Bana iş görüşmelerinde sık sık neden Amerika'da kalmadığım, Türkiye'ye döndüğüm soruluyor. Ben de kariyer, buradaki çevrem vb cevaplar veriyorum.Yine aynı soru geldi ve benim ağzımda gevelediğim benzer cevaplar... Görüşme sonrası GDOL'e geri döndüm ve o ana kadar net olarak bilemediğim cevap berraklık kazandı. EURO RSCG'den George Gallete ''not in sight, not in mind'' diyordu sahnede. Bizde de ''gözden ırak, gönülden ırak'' derler. Farkı ''mind''ın daha çok akıl anlamında kullanılıyor olması.Kalp heart olarak çevrilebilir, ancak gönülün çevirisi yok İngilizce'de. Anladım ki; ben o gönül uğruna Türkiye'ye döndüm.

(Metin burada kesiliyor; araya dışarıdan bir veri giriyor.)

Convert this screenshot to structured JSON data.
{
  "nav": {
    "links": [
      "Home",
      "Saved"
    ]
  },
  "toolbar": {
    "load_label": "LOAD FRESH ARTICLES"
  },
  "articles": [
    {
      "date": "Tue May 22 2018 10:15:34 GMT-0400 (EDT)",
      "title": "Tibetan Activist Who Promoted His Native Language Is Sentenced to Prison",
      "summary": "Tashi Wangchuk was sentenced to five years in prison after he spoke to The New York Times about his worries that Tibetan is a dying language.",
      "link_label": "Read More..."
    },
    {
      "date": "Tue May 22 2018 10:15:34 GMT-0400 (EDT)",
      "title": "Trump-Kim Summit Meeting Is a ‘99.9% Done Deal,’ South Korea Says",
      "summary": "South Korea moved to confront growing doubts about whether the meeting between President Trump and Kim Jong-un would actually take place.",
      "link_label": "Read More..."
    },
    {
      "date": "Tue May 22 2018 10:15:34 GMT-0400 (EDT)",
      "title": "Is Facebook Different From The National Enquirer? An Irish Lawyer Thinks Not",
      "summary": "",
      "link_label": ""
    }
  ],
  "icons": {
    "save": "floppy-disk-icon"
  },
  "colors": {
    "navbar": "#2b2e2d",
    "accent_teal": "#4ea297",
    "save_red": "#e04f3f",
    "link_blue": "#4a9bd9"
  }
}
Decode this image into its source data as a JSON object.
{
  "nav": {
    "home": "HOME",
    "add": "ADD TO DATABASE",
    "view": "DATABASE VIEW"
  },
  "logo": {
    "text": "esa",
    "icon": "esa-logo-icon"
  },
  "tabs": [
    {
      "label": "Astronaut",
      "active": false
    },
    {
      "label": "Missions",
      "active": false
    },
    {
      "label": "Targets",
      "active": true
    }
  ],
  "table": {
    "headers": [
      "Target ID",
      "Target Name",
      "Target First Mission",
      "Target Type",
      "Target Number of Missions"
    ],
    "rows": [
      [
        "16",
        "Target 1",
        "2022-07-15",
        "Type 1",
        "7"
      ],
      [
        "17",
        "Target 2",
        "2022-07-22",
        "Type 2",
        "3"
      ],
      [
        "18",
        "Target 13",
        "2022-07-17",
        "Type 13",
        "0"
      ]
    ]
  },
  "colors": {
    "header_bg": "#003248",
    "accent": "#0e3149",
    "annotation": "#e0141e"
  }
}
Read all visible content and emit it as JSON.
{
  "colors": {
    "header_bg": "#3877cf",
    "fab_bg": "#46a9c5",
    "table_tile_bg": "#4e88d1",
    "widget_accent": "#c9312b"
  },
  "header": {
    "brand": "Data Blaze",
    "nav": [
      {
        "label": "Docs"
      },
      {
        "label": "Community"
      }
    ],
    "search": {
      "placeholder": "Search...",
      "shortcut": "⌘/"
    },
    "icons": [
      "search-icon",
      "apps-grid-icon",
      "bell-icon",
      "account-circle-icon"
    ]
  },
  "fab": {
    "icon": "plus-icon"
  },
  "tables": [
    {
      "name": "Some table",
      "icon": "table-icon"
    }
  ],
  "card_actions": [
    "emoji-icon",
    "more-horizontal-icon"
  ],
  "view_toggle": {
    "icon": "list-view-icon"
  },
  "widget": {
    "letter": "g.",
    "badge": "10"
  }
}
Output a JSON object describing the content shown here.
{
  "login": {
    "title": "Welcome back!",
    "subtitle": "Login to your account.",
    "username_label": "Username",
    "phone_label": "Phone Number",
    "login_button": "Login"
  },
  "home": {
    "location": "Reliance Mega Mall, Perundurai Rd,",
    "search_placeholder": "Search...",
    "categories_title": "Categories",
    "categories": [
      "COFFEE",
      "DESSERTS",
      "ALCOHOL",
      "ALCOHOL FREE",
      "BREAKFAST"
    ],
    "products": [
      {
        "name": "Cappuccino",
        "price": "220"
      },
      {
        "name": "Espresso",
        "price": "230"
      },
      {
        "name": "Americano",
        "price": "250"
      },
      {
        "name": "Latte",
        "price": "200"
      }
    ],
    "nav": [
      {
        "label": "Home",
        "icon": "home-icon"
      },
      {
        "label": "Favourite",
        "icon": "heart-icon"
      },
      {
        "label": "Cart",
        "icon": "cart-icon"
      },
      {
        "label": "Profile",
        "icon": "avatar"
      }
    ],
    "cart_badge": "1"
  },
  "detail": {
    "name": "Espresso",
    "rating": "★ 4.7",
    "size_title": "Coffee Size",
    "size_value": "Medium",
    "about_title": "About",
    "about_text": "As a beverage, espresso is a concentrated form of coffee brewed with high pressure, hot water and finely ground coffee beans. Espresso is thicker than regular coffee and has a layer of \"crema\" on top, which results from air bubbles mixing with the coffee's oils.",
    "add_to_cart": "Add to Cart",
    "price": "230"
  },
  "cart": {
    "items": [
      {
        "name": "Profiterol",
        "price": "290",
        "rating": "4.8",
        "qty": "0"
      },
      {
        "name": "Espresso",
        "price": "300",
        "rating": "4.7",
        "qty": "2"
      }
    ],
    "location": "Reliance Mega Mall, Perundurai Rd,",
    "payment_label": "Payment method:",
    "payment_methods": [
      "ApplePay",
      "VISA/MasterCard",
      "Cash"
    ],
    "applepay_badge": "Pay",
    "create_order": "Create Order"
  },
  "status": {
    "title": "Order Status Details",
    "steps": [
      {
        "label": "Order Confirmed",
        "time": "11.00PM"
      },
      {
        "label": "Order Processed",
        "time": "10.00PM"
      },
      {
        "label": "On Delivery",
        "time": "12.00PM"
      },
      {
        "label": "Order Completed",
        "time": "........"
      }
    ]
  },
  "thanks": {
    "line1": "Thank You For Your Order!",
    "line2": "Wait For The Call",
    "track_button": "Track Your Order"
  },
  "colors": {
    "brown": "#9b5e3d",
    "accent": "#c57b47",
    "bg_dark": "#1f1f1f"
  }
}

Batıdan gelen akıl insanları gün boyu bize yeni, online yaşayan nesli anlattılar, ''duygusal bağ kurun'' dediler. Biz gönül insanlarının aklında neler kaldı? Artık hayatın eskisi gibi olmayacağı, Internet'in ticareti de, yaşam tarzımızı da topyekün değiştirdini anladık.Twitter'da bir ara Serdar Erener trend oldu, belli ki sözleri insanlara ulaştı.O da aklın duyguyla çalıştığını söyledi. Brian Sollis ve Adam Ostrow twitter'daki yorumlara göre öne çıktılar. Mustafa Taviloğlu samimi bulundu ve o döner sahneye çıkmaya imrenmeyen kalmadı.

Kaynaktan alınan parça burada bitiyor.